Federal District Court Ends Legal Challenge to Unconstitutional Arizona Law Forcing Doctors to Lie to Women, Ensuring Law Will Never Take Effect
Ruling comes less than two months after nation’s highest court issues historic ruling reaffirming a woman’s constitutional right to safe, legal abortion
(PRESS RELEASE) A federal district court judge today ended the legal challenge to an unconstitutional Arizona law that forces doctors to mislead patients by telling them that it may be possible to “reverse” a medication abortion. The measure—which has never taken effect because of a successful legal challenge brought by the Center for Reproductive Rights, Planned Parenthood, and the ACLU—would have applied to any woman in Arizona seeking safe and legal abortion care, even those women who cannot have a medication abortion or have chosen a surgical procedure.
Today’s ruling comes three months after Arizona Governor Doug Ducey (R) signed a measure into law which effectively repealed many of the state’s most recent attempts to restrict access to medication abortion—including this measure. The repeal measure signed by Governor Ducey took effect on August 6, therefore making the requirement forcing doctors to lie to women obsolete.
Today’s ruling also comes less than two months after the U.S. Supreme Court issued its historic ruling in Whole Woman’s Health v Hellerstedt–the most significant abortion-related ruling from the Court in more than two decades.
“Women should never be force-fed lies and misinformation about their health in order to advance a political agenda,” said Nancy Northup, president and CEO of the Center for Reproductive Rights. “Junk science has no place in medicine and we are confident these unconstitutional restrictions on safe and legal abortion will continue to crumble across the country.”
Because there is no credible, medically accepted evidence that a medication abortion can be reversed, this law is opposed by medical experts, including the American Medical Association (AMA) and American Congress of Obstetricians and Gynecologists (ACOG).
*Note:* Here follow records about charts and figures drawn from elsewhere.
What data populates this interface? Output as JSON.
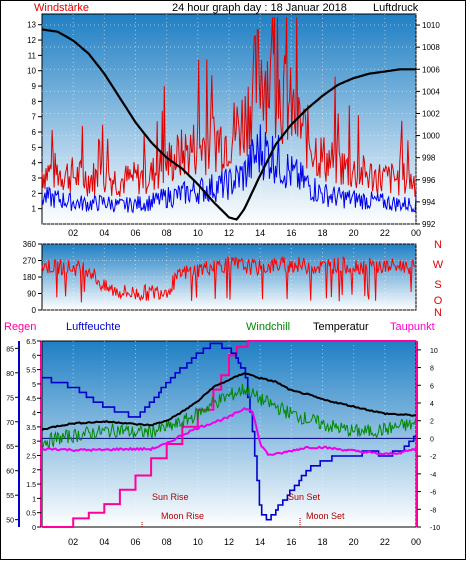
{
  "header": {
    "left_label": "Windstärke",
    "title": "24 hour graph day : 18 Januar 2018",
    "right_label": "Luftdruck"
  },
  "legend": {
    "regen": "Regen",
    "luftfeuchte": "Luftfeuchte",
    "windchill": "Windchill",
    "temperatur": "Temperatur",
    "taupunkt": "Taupunkt"
  },
  "events": {
    "sun_rise": "Sun Rise",
    "sun_set": "Sun Set",
    "moon_rise": "Moon Rise",
    "moon_set": "Moon Set"
  },
  "colors": {
    "windstaerke": "#e00000",
    "luftdruck": "#000000",
    "winddir": "#ff0000",
    "regen": "#ff0099",
    "luftfeuchte": "#0000cc",
    "windchill": "#008800",
    "temperatur": "#000000",
    "taupunkt": "#ee00ee",
    "sky_top": "#1f7fc4",
    "sky_bottom": "#ffffff"
  },
  "chart_data": [
    {
      "type": "line",
      "name": "top",
      "x_ticks": [
        "02",
        "04",
        "06",
        "08",
        "10",
        "12",
        "14",
        "16",
        "18",
        "20",
        "22",
        "00"
      ],
      "y_right_label": "Luftdruck",
      "y_right_ticks": [
        992,
        994,
        996,
        998,
        1000,
        1002,
        1004,
        1006,
        1008,
        1010
      ],
      "y_right_range": [
        992,
        1011
      ],
      "y_left_ticks": [
        1,
        2,
        3,
        4,
        5,
        6,
        7,
        8,
        9,
        10,
        11,
        12,
        13
      ],
      "y_left_label": "Windstärke",
      "y_left_range": [
        0,
        13.7
      ],
      "series": [
        {
          "name": "Luftdruck",
          "x": [
            0,
            1,
            2,
            3,
            4,
            5,
            6,
            7,
            8,
            9,
            10,
            11,
            12,
            12.5,
            13,
            14,
            15,
            16,
            17,
            18,
            19,
            20,
            21,
            22,
            23,
            24
          ],
          "y": [
            1009.6,
            1009.4,
            1008.6,
            1007.4,
            1005.6,
            1003.4,
            1001.2,
            999.4,
            998.0,
            997.0,
            995.6,
            994.0,
            992.6,
            992.4,
            993.4,
            996.4,
            999.2,
            1001.0,
            1002.4,
            1003.6,
            1004.6,
            1005.2,
            1005.6,
            1005.8,
            1006.0,
            1006.0
          ]
        },
        {
          "name": "Windstärke",
          "x": [
            0,
            1,
            2,
            3,
            4,
            5,
            6,
            7,
            8,
            9,
            10,
            11,
            12,
            13,
            14,
            15,
            16,
            17,
            18,
            19,
            20,
            21,
            22,
            23,
            24
          ],
          "y": [
            3,
            3,
            2.8,
            2.6,
            2.8,
            2.5,
            2.6,
            2.8,
            3.5,
            4,
            4.5,
            4.8,
            5,
            6,
            9,
            8,
            6.5,
            5,
            3.8,
            3.4,
            3,
            2.8,
            2.6,
            2.6,
            2.5
          ]
        },
        {
          "name": "Windböen",
          "x": [
            0,
            1,
            2,
            3,
            4,
            5,
            6,
            7,
            8,
            9,
            10,
            11,
            12,
            13,
            14,
            15,
            16,
            17,
            18,
            19,
            20,
            21,
            22,
            23,
            24
          ],
          "y": [
            1.6,
            1.5,
            1.3,
            1.2,
            1.3,
            1.1,
            1.2,
            1.3,
            1.6,
            1.8,
            2,
            2.2,
            2.4,
            3,
            4.5,
            4,
            3,
            2.4,
            1.8,
            1.6,
            1.5,
            1.4,
            1.3,
            1.2,
            1.2
          ]
        }
      ]
    },
    {
      "type": "scatter",
      "name": "winddir",
      "y_left_ticks": [
        0,
        90,
        180,
        270,
        360
      ],
      "y_right_ticks": [
        "N",
        "W",
        "S",
        "O",
        "N"
      ],
      "y_range": [
        0,
        360
      ],
      "series": [
        {
          "name": "Windrichtung",
          "x": [
            0,
            1,
            2,
            3,
            4,
            5,
            6,
            7,
            8,
            9,
            10,
            11,
            12,
            13,
            14,
            15,
            16,
            17,
            18,
            19,
            20,
            21,
            22,
            23,
            24
          ],
          "y": [
            240,
            235,
            230,
            225,
            120,
            100,
            90,
            95,
            110,
            200,
            220,
            240,
            250,
            240,
            230,
            245,
            250,
            240,
            235,
            245,
            240,
            240,
            235,
            240,
            240
          ]
        }
      ]
    },
    {
      "type": "line",
      "name": "bottom",
      "x_ticks": [
        "02",
        "04",
        "06",
        "08",
        "10",
        "12",
        "14",
        "16",
        "18",
        "20",
        "22",
        "00"
      ],
      "y_regen_ticks": [
        0,
        0.5,
        1,
        1.5,
        2,
        2.5,
        3,
        3.5,
        4,
        4.5,
        5,
        5.5,
        6,
        6.5
      ],
      "y_regen_range": [
        0,
        6.5
      ],
      "y_feuchte_ticks": [
        50,
        55,
        60,
        65,
        70,
        75,
        80,
        85
      ],
      "y_feuchte_range": [
        48.5,
        86.5
      ],
      "y_temp_ticks": [
        -10,
        -8,
        -6,
        -4,
        -2,
        0,
        2,
        4,
        6,
        8,
        10
      ],
      "y_temp_range": [
        -10,
        11
      ],
      "series": [
        {
          "name": "Regen",
          "x": [
            0,
            1,
            2,
            3,
            4,
            5,
            6,
            7,
            8,
            9,
            10,
            11,
            11.5,
            12,
            12.5,
            13,
            13.2,
            14,
            15,
            16,
            17,
            18,
            19,
            20,
            21,
            22,
            23,
            24
          ],
          "y": [
            0,
            0,
            0.3,
            0.5,
            0.8,
            1.3,
            1.8,
            2.4,
            2.9,
            3.5,
            4.1,
            4.8,
            5.3,
            6.0,
            6.3,
            6.3,
            6.5,
            6.5,
            6.5,
            6.5,
            6.5,
            6.5,
            6.5,
            6.5,
            6.5,
            6.5,
            6.5,
            6.5
          ]
        },
        {
          "name": "Luftfeuchte",
          "x": [
            0,
            1,
            2,
            3,
            4,
            5,
            6,
            7,
            8,
            9,
            10,
            11,
            12,
            13,
            13.5,
            14,
            14.5,
            15,
            16,
            17,
            18,
            19,
            20,
            21,
            22,
            23,
            24
          ],
          "y": [
            79,
            78,
            77,
            75,
            73,
            72,
            71,
            74,
            78,
            81,
            84,
            86,
            85,
            80,
            68,
            51,
            50,
            52,
            56,
            60,
            62,
            63,
            63,
            64,
            63,
            64,
            67
          ]
        },
        {
          "name": "Temperatur",
          "x": [
            0,
            1,
            2,
            3,
            4,
            5,
            6,
            7,
            8,
            9,
            10,
            11,
            12,
            13,
            14,
            15,
            16,
            17,
            18,
            19,
            20,
            21,
            22,
            23,
            24
          ],
          "y": [
            1.0,
            1.4,
            1.7,
            1.8,
            1.9,
            1.8,
            1.6,
            1.5,
            2.0,
            3.0,
            4.2,
            5.8,
            6.6,
            7.4,
            6.8,
            6.4,
            5.4,
            5.0,
            4.4,
            4.0,
            3.6,
            3.2,
            2.8,
            2.7,
            2.6
          ]
        },
        {
          "name": "Windchill",
          "x": [
            0,
            1,
            2,
            3,
            4,
            5,
            6,
            7,
            8,
            9,
            10,
            11,
            12,
            13,
            14,
            15,
            16,
            17,
            18,
            19,
            20,
            21,
            22,
            23,
            24
          ],
          "y": [
            -0.4,
            0.0,
            0.3,
            0.6,
            0.8,
            1.0,
            0.6,
            0.8,
            1.2,
            1.8,
            2.8,
            4.0,
            4.8,
            5.6,
            4.4,
            3.6,
            2.8,
            2.2,
            1.6,
            1.2,
            0.8,
            0.8,
            1.0,
            1.4,
            1.6
          ]
        },
        {
          "name": "Taupunkt",
          "x": [
            0,
            1,
            2,
            3,
            4,
            5,
            6,
            7,
            8,
            9,
            10,
            11,
            12,
            13,
            13.5,
            14,
            14.5,
            15,
            16,
            17,
            18,
            19,
            20,
            21,
            22,
            23,
            24
          ],
          "y": [
            -1.2,
            -1.2,
            -1.3,
            -1.3,
            -1.3,
            -1.2,
            -1.2,
            -1.2,
            -0.6,
            0.4,
            1.2,
            1.8,
            2.4,
            3.4,
            3.2,
            -0.6,
            -1.8,
            -1.8,
            -1.4,
            -1.0,
            -1.0,
            -1.2,
            -1.4,
            -1.6,
            -1.8,
            -1.6,
            -1.2
          ]
        }
      ]
    }
  ]
}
Dr. Ilana Addis and Dr. Julie Kwatra, chairwoman and legislative chair of the Arizona Section of ACOG respectively, called the Arizona law “bad medicine” and “tantamount to quackery.”
“The repeal of this unjustified restriction is good news for women, but it shouldn’t have taken a year in court to convince Arizona politicians to keep junk science out of the exam room,” said Andrew Beck, staff attorney at the ACLU’s Reproductive Freedom Project. “Lawmakers should recognize that Arizona women deserve high-quality medical care—not political ideology masquerading as medicine.”
Women in the United States have been safely and legally using medication abortion for over a decade, with approximately one in four women who make the decision to end a pregnancy choosing this method if they’re eligible — in Arizona, the number is closer to half.
“This reckless law was a prescription for bad medicine and government interference at its worst. This is exactly why politicians need to leave the practice of medicine to medical professionals,” said Bryan Howard, President of Planned Parenthood Arizona. “We will never stop fighting for our patients and every person’s right to accurate medical information and safe, compassionate care.”
Unfortunately, this isn’t the first time Arizona politicians have tried to restrict women’s access to medication abortion, in 2012, Arizona passed a measure which would force women to use a method of medication abortion that appeared on the outdated drug label originally approved by the FDA over 15 years ago in 2000. This restriction has never taken effect due to two (one in state court, one in federal court) successful legal challenges from the Center for Reproductive Rights and Planned Parenthood. Both the state and federal challenges against that law are also expected to conclude in the coming months.
Case History
The Center for Reproductive Rights—along with attorneys from the American Civil Liberties Union (ACLU), the ACLU of Arizona, Planned Parenthood Federation of America (PFFA), and Squire Patton Boggs—filed a challenge to the state law in June 2015. A few weeks later, the state agreed to allow the law to be temporarily blocked. In October 2015, the state requested the federal district court further postpone trial while continuing to block the law. The state said it need additional months to prepare because its “primary expert” lacked the “publication and research background and experience” to be qualified as an expert witness.